We, the empaths, the snowflakes, the libtards, the bleeding hearts, WE see the path forward.


They find comfort in demeaning the other, in the existence of an other who they label as less than them. They like the taste of flesh and that "like" is reason enough to surge forward in an industry that isn't just killing animals, it's killing us all. They say they're Christians and yet they prop up a leader who grabs pussies, and grabs bribes, and grabs the reputation of our nation and destroys it, and they say he's on Jesus's side. But do they even know Jesus? They don't hear us, and they don't take the time to hear our stories, or the science, the truth. But we hear their stories, and even when they don't, we know that our answers are their answers. In saving us, we save them, and, to us, that's right. Because love is our answer. And for that, they call us weak.

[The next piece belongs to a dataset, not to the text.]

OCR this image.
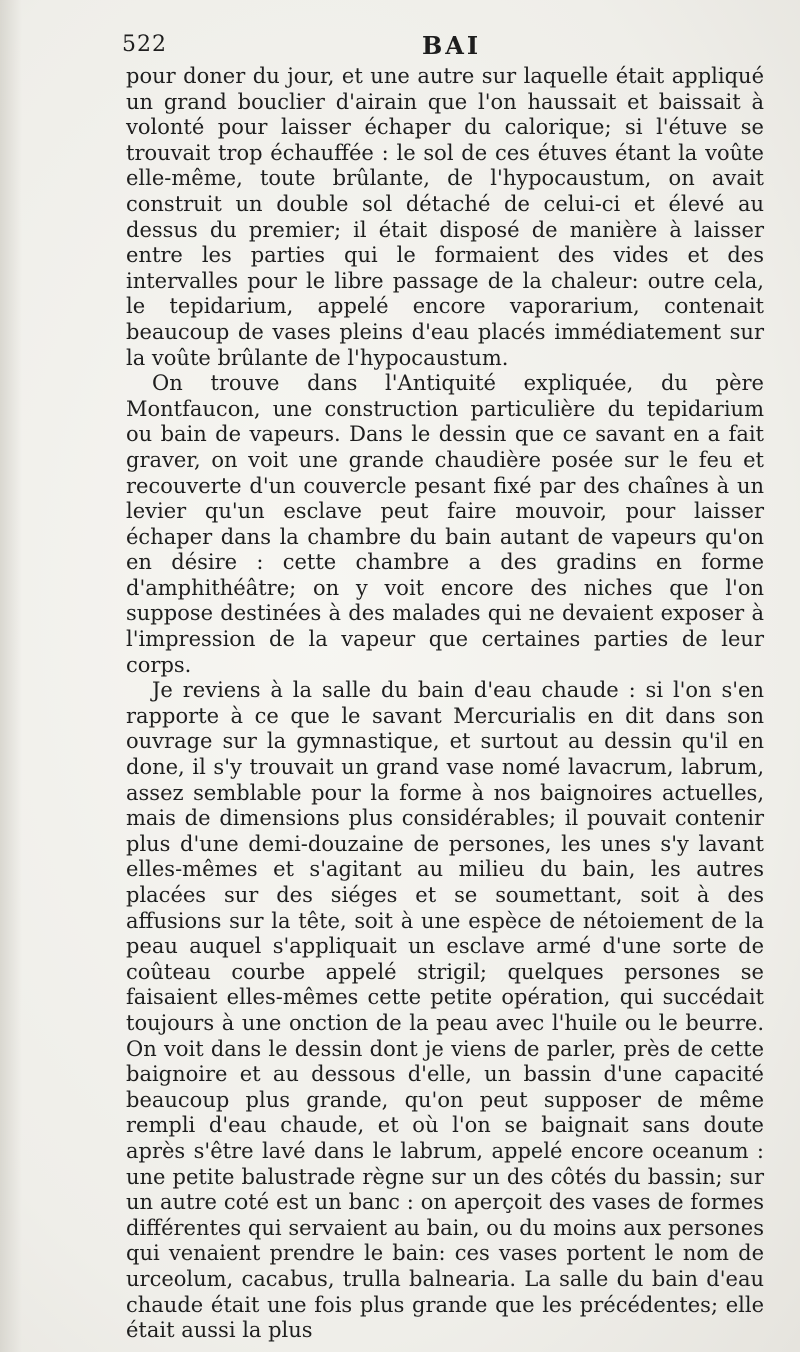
522	BAI

pour doner du jour, et une autre sur laquelle était appliqué un grand bouclier d'airain que l'on haussait et baissait à volonté pour laisser échaper du calorique; si l'étuve se trouvait trop échauffée : le sol de ces étuves étant la voûte elle-même, toute brûlante, de l'hypocaustum, on avait construit un double sol détaché de celui-ci et élevé au dessus du premier; il était disposé de manière à laisser entre les parties qui le formaient des vides et des intervalles pour le libre passage de la chaleur: outre cela, le tepidarium, appelé encore vaporarium, contenait beaucoup de vases pleins d'eau placés immédiatement sur la voûte brûlante de l'hypocaustum.

On trouve dans l'Antiquité expliquée, du père Montfaucon, une construction particulière du tepidarium ou bain de vapeurs. Dans le dessin que ce savant en a fait graver, on voit une grande chaudière posée sur le feu et recouverte d'un couvercle pesant fixé par des chaînes à un levier qu'un esclave peut faire mouvoir, pour laisser échaper dans la chambre du bain autant de vapeurs qu'on en désire : cette chambre a des gradins en forme d'amphithéâtre; on y voit encore des niches que l'on suppose destinées à des malades qui ne devaient exposer à l'impression de la vapeur que certaines parties de leur corps.

Je reviens à la salle du bain d'eau chaude : si l'on s'en rapporte à ce que le savant Mercurialis en dit dans son ouvrage sur la gymnastique, et surtout au dessin qu'il en done, il s'y trouvait un grand vase nomé lavacrum, labrum, assez semblable pour la forme à nos baignoires actuelles, mais de dimensions plus considérables; il pouvait contenir plus d'une demi-douzaine de persones, les unes s'y lavant elles-mêmes et s'agitant au milieu du bain, les autres placées sur des siéges et se soumettant, soit à des affusions sur la tête, soit à une espèce de nétoiement de la peau auquel s'appliquait un esclave armé d'une sorte de coûteau courbe appelé strigil; quelques persones se faisaient elles-mêmes cette petite opération, qui succédait toujours à une onction de la peau avec l'huile ou le beurre. On voit dans le dessin dont je viens de parler, près de cette baignoire et au dessous d'elle, un bassin d'une capacité beaucoup plus grande, qu'on peut supposer de même rempli d'eau chaude, et où l'on se baignait sans doute après s'être lavé dans le labrum, appelé encore oceanum : une petite balustrade règne sur un des côtés du bassin; sur un autre coté est un banc : on aperçoit des vases de formes différentes qui servaient au bain, ou du moins aux persones qui venaient prendre le bain: ces vases portent le nom de urceolum, cacabus, trulla balnearia. La salle du bain d'eau chaude était une fois plus grande que les précédentes; elle était aussi la plus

Yes. We're wrong about strong. Strength can be feeling and hearing and caring, and crying. Strength can be sharing stories instead of insults. Strength can be loving our neighbor, enough to want them to have healthcare, enough to welcome them as refugees. Strength can be loving our planet, enough to save her lungs. Strength is understanding that we can't breathe money, and the stock market isn't our ventilator. Strength is choosing we over me. Strength is wearing a mask, taking it seriously, staying home, staying informed, staying kind.


We're wrong about strong.


It's time for narcissism to step aside and let a mind that's tied to a heart take the lead.